Oleh: Jason Mandagi (Opo)
Anggota Partai Rakyat pekerja
Kembali lagi kita
diperhadapkan dengan pesta demokrasi borjuasi yang setiap lima tahun sekali
diselenggarakan, dimana momen ini merupakan panggung bagi partai politik
borjuis. Semua elemen masyarakat ikut mengambil peran masing-masing. Tak
terkecuali kelompok pergerakan, pun terbawa arus dalam pesta demokrasi ala
borjuis ini. Dari setiap kelompok pergerakan yang terlibat langsung dalam
agenda ini, __entah terlibat secara terang-terangan maupun
sembunyi-sembunyi__ masing-masing memiliki alasan dan tujuan
tertentu.
Kita tidak
mengetahui secara pasti apa sebenarnya yang diinginkan oleh kelompok pergerakan
yang ikut dukung mendukung Capres dan Cawapres pada Pemiihan Umum (Pemilu)
2019. Yang jelas hanya ada dua kemungkinan latar belakang dari gerakan mereka.
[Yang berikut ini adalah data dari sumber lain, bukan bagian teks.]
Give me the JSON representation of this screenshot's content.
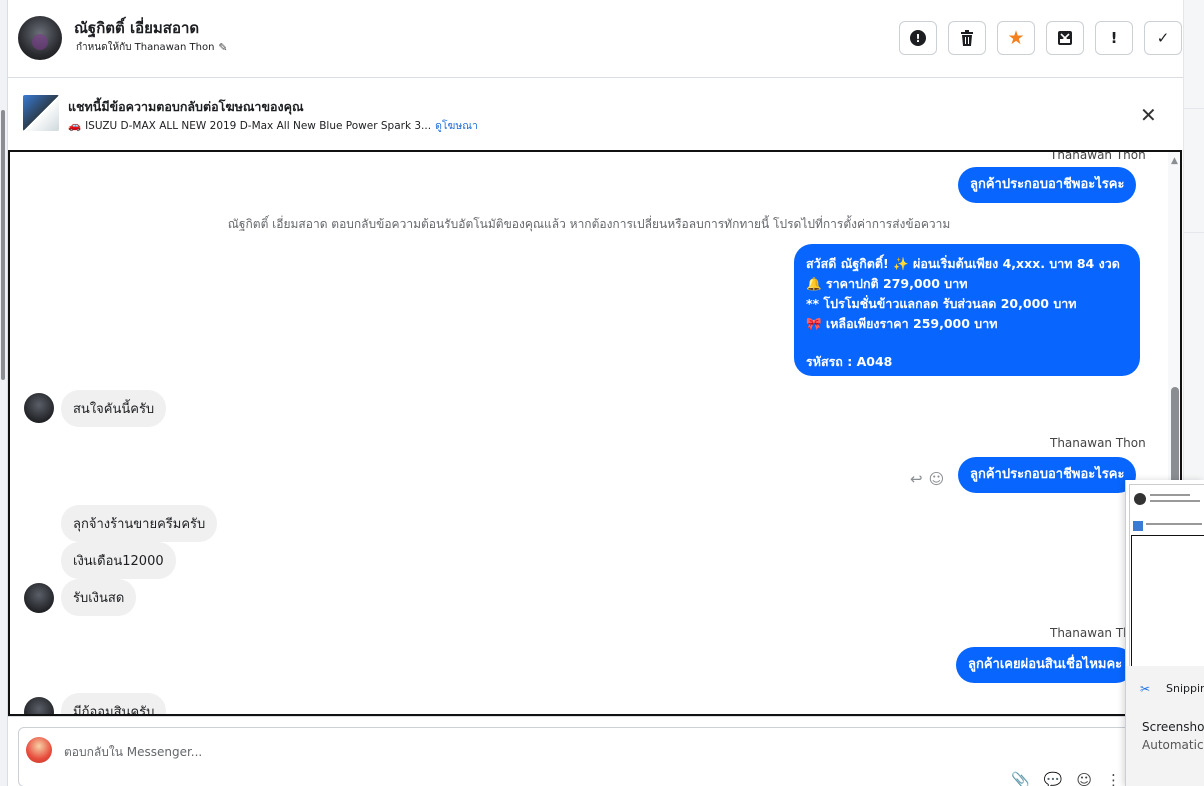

Yang pertama adalah untuk kepentingan diri sendiri, yang kedua adalah untuk
merebut kekuasaan dan berfikir untuk kepentingan massa rakyat.
Jika alasan yang
mereka ambil adalah alasan yang disebut terakhir, maka kita harus kembali
membahas permasalahan mendasar dalam perjuangan kelas. Tentu saja tentang
perebutan kekuasaan (dalam hal ini kekuasaan Negara). Karena memang untuk
menggulingkan kapitalisme, kekuasaan Negara yang dikendalikan oleh sistem yang
tidak manusiawi harus terlebih dulu direbut.
Sebelum kita lanjut
pada inti pembahasan dari tulisan ini, perlu kita ketahui bersama, apa yang
dimaksud dengan Negara? Sehingga perlu untuk merebutnya.
Untuk itu kita
perlu merujuk ke salah satu tulisan Max Weber, yang mengulas tentang Negara.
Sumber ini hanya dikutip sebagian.